Dutton Adults | Hardcover, 372 pages
Rating: 5 out of 5 Stars
“Roughly a hundred years ago,
a civil war broke out and split the
United States right down the middle.
Women in the west live free, while the east
forces women at a young age into society as they see fit.
It’s slavery masked as a training center.”
– Chapter 41, page 325
This version of reality is somewhat comparable to The Handmaid’s Tale by Margaret Atwood; but while Atwood’s world was clinical and sterile, Archetype relied heavily on computer technology. A lot of holograms and manipulation of the human biological structure; though, it virtually has the same concept: fertile women are scarce and portrayed as subservient species in the mercy of powerful, rich men. Young girls were raised in a training camp as good housewives if they were viable to give birth; or learn a trade if they were barren.

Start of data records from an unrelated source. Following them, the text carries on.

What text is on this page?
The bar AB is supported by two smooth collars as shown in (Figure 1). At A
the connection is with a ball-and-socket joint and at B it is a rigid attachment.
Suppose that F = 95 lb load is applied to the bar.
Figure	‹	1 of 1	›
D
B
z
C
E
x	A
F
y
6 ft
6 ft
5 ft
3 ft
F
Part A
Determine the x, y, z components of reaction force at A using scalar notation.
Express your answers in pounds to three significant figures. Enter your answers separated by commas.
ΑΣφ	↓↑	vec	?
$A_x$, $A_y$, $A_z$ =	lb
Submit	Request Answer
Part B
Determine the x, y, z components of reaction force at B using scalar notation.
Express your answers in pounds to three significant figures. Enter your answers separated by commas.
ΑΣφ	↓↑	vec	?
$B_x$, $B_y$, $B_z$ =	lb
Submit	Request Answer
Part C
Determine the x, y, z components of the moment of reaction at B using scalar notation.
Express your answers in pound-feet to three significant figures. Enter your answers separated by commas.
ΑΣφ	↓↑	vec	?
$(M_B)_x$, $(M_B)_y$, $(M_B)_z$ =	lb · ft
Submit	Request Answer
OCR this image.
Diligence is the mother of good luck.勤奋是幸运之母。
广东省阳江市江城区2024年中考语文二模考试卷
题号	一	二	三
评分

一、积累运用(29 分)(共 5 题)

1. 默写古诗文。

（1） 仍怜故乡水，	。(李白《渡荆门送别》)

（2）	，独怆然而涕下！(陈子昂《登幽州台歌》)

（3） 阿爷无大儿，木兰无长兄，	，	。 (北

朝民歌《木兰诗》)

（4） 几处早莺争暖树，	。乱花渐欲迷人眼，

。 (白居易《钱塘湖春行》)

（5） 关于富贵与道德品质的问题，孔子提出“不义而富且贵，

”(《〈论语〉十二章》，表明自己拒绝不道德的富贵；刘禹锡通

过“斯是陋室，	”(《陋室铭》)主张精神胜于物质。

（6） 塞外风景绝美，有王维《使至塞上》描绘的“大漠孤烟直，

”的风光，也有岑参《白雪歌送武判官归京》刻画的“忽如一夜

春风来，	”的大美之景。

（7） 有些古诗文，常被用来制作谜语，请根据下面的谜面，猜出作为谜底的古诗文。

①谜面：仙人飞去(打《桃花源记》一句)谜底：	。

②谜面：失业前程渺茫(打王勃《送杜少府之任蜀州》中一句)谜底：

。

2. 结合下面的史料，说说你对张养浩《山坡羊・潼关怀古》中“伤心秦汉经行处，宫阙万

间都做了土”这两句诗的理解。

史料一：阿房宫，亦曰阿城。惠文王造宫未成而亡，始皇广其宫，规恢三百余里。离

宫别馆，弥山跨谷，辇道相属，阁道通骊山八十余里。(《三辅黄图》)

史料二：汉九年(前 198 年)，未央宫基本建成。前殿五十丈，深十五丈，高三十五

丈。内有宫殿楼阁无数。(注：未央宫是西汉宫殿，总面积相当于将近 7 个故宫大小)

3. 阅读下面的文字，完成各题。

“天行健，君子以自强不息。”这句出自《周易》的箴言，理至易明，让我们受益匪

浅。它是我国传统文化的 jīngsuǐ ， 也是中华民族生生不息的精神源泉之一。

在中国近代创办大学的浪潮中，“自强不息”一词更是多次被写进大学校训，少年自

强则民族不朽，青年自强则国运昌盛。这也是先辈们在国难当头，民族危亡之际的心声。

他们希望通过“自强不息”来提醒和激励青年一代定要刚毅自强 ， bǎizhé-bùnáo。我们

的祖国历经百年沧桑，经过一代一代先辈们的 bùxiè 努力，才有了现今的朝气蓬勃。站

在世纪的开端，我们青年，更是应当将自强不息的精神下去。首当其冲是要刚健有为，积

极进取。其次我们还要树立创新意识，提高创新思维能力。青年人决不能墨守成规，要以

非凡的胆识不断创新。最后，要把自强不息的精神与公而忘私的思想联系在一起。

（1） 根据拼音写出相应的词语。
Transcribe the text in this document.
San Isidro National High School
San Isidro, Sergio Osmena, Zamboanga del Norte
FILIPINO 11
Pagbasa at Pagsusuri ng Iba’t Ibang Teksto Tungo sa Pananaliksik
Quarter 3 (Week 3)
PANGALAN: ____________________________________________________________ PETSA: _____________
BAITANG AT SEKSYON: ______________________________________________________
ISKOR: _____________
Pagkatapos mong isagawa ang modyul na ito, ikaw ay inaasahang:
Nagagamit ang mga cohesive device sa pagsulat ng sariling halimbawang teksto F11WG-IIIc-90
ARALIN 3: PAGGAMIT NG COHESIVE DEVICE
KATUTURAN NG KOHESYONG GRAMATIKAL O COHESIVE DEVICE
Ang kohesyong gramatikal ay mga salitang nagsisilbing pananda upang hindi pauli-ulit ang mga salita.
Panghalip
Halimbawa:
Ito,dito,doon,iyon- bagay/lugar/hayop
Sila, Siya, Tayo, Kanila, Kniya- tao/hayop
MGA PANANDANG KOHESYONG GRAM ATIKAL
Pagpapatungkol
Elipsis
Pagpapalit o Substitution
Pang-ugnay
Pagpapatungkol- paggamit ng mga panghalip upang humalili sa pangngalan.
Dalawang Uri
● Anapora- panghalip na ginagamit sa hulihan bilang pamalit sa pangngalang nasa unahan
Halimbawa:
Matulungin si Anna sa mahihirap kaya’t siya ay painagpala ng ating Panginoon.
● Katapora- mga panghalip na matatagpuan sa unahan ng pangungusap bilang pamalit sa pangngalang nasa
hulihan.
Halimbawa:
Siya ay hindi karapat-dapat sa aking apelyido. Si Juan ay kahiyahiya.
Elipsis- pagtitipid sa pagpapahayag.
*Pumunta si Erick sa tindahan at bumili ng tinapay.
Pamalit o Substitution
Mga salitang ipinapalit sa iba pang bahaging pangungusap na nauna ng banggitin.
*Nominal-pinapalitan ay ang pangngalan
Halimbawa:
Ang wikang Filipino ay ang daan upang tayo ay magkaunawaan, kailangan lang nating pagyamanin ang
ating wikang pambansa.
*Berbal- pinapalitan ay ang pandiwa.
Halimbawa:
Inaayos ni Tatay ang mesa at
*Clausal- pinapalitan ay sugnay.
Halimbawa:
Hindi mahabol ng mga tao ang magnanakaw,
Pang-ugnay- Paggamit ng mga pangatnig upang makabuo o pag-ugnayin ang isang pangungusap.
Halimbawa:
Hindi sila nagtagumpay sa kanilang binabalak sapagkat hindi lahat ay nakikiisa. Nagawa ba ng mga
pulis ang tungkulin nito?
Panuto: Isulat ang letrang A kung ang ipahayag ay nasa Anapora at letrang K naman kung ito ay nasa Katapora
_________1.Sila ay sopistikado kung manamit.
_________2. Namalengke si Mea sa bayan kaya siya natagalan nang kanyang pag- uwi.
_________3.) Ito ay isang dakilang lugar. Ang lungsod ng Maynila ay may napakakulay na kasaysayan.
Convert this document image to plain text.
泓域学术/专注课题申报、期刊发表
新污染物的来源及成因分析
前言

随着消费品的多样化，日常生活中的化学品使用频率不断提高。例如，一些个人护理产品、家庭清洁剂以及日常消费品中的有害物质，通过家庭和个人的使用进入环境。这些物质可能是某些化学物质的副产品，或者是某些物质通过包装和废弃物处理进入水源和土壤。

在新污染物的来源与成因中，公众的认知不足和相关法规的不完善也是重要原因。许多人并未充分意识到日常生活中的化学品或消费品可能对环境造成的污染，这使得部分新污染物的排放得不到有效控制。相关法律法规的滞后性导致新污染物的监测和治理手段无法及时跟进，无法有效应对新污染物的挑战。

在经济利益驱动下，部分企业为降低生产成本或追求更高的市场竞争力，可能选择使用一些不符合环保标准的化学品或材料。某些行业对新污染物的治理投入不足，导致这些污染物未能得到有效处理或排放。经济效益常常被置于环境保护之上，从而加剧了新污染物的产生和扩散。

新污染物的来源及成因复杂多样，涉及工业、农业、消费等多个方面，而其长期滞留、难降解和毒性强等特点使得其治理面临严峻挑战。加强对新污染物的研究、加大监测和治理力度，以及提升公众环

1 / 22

Regardless, women were used, abused, and in most cases, [spoiler] cloned [end of spoiler]. This book could’ve easily been a source of much indignation from readers who have had it with this portrayal of misogynistic arches. Luckily, I am not one of those readers.
Archetype utilizes varied virtual reality scenarios, which puts the readers’ imagination into full calisthenics mode. And while the world described in a simulation was easy to conjure, it made for an interesting contrast to the present world the characters inhabit. As much as I’d love to say this didn’t present any problem for me at all, I would be lying. The truth is, some of these simulations confused me. Suffice it to say, this is the only flaw I could fault this novel. Otherwise, it’s by far, one of the best books I’ve read this year!
Emma Burke struggled to find purchase in the world where her memories dictated the pace of discovering her identity. It led to some disturbing nightmares – both in waking moments or asleep. She struggled to reconcile the reality that was being presented to her with the man who claimed to be her husband, and the man in her dreams. [spoiler] Many would take Declan Burke at face value and would instantly write off Noah Tucker as the evil one in the equation. [end of spoiler] The beauty of this puzzling piece is that the readers would be wholly immersed in its mysteries; heck, the entire novel would take you on a fact-finding mission that was breathtaking as it was engrossing. As a reader who finds no love, rhyme, or reason for love triangles, this book features one that was unconventional. It worked; it wasn’t maddening. It was reasonable due to the fact that Emma didn’t purposely sought out to enter a relationship with such complications. Simply put, she was not aware that she was in one.
Readers would find the submissive Emma a little off-putting at first, but she becomes stronger as she learns more about herself.
To summarize, words cannot express how desperately I want you all to read this book. If there ever is a book that I have wanted to re-read soon after I was finished, Archetype, is it. The layers of mysteries would have you hooked, as would the revelation of the real romance towards the end. This is a well-crafted novel that successfully combined Science Fiction, Romance, Mystery and Suspense. If this is not a buffet, then it is a feast to the reader’s imagination at the very least.
On a personal note, I broke down and re-activate an Edelweiss account that I haven’t used since perhaps, two years ago. Rachel of Readers’ Den told me the sequel is available for request. There is NOTHING. NOTHING that I wouldn’t do to read that book right away.